The Billy Barnes Extended Care Unit isn't one of the glamorous ERs or bustling acute-care floors we're used to seeing on TV; this is a slow-moving medical backwater, a place for the kinds of ailing elders, many with dementia, who are as shunned by most doctors and nurses as they are by society at large. There are no brilliant diagnoses or heroic-measures saves here; just medical professionals too obsessed with their own problems to much notice, let alone care about, the patients they're supposed to be treating.
Their obsessions reflect a talent for denial so blindered that it borders on comic absurdity. When Dr. Jenna James (Laurie Metcalf) isn’t blurting out private information about her patients or tactlessly informing them that they have no good options, she’s infuriating her nurses with her blithe insensitivity to the economic gulf that separates them from her. She dragoons her reluctant staff into gathering data for a dehumanizing research project she’s conducting on the patients, many of whom are too far gone to know what they’re consenting to. The hospital’s bureaucratic inertia, which makes it all but impossible to effect meaningful changes, is a running joke. Any time anyone tries to improve something, they just make it worse: Patsy’s (Mel Rodriguez) energy-saving initiative puts motion-sensor lights into the bathroom that leave people peeing in the dark and cuts back so much on the electric power that it crashes the unit’s computer system, making all the patient files temporarily inaccessible.
The only one of this bunch who’s any good at her job is Didi Ortley (Niecy Nash), an empathetic nurse who takes time to connect with patients and sit quietly with those who just want company, like the aging party girl played by Betty Buckley, who waves her over to “hold my fuckin’ hand.” One might assume that would make Didi the star of the unit, but the rigid hierarchical structures of institutions like this means she’s the least valued medical professional there, as she’s the lowest-paid and least credentialed. Season two opens on Didi talking to a dying patient, working hard to figure out what she’s trying to say, while Nurse Dawn Forchette (Alex Borstein) eyes her impatiently. After the woman dies, Dawn accuses Didi of “hogging all the limelight, making it all about you.” Didi’s quiet frustration is clear, completely understandable, and poignant, but Dawn’s comment is so galling that you may laugh at its sheer preposterousness.
The demographics of Getting On’s patients and their family members makes the series a rare source of small but juicy guest-star roles for gifted comic actresses of a certain age. Ann Morgan Guilbert is featured in a recurring role as a crafty patient named Birdy who pretends she’s fallen into a coma whenever she wants to get out of something, while in one episode Jean Smart plays Arlene, a woman taking care of a mother-in-law who, due to dementia, doesn’t know her son is dead.

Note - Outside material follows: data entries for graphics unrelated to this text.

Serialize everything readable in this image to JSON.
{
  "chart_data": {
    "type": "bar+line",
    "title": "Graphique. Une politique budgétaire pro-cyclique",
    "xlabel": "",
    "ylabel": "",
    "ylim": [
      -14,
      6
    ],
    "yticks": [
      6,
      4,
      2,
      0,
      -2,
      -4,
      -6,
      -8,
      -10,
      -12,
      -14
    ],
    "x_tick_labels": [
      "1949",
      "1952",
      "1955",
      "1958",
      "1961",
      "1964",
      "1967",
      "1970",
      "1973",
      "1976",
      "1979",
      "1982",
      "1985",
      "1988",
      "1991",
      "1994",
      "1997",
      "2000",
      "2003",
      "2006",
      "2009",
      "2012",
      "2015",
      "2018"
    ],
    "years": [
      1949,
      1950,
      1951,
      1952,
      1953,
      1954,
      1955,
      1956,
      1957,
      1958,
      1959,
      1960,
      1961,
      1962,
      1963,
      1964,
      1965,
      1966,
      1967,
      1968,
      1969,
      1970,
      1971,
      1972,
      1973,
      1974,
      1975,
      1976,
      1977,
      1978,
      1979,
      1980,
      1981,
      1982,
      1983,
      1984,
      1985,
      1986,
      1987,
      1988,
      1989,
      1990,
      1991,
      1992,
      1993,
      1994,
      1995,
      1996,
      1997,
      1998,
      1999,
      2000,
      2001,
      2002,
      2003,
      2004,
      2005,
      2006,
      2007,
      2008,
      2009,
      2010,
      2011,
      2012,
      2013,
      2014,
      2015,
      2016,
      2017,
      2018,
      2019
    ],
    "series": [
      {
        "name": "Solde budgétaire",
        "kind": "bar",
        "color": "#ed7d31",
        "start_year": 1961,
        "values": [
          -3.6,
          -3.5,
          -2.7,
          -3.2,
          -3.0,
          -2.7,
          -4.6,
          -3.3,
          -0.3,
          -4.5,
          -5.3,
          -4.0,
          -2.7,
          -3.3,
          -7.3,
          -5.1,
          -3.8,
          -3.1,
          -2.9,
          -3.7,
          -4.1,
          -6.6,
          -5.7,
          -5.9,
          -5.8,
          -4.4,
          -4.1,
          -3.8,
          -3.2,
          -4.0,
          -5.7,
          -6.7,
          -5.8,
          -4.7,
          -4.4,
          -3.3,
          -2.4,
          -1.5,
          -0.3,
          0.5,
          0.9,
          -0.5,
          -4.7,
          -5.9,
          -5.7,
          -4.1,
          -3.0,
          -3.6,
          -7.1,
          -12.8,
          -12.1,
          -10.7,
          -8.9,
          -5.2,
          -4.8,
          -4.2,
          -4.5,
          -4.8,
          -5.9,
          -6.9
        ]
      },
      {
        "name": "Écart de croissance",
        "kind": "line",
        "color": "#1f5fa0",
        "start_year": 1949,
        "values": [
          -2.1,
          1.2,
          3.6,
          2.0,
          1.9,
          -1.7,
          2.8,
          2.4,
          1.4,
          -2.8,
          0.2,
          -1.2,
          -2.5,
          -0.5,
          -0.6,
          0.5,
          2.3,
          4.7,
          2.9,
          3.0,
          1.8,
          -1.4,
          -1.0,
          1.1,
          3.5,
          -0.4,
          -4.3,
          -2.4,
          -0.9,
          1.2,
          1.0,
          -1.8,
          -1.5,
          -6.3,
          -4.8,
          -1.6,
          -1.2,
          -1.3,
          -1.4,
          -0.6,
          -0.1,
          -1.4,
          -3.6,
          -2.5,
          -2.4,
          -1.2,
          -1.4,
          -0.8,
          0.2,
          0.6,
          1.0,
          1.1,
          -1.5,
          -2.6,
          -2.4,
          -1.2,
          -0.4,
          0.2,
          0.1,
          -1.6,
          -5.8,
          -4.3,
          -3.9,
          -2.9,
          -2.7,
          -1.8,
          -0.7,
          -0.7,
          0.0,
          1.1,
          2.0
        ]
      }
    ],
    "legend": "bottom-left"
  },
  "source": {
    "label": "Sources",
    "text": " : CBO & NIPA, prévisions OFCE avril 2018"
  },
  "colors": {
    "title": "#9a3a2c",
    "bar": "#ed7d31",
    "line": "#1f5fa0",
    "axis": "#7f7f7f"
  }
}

Smart reveals Arlene’s character with subtle gestures and expressions, like the look of sorrowful exhaustion that flickers over her face after she fakes a cheery phone call to her dead husband for his mother’s sake. Perhaps it’s true, as her character tells Jenna, that she and her mother-in-law have always hated each other, but what she does for the older woman is a truly moving expression of love, as unmistakable as it is understated.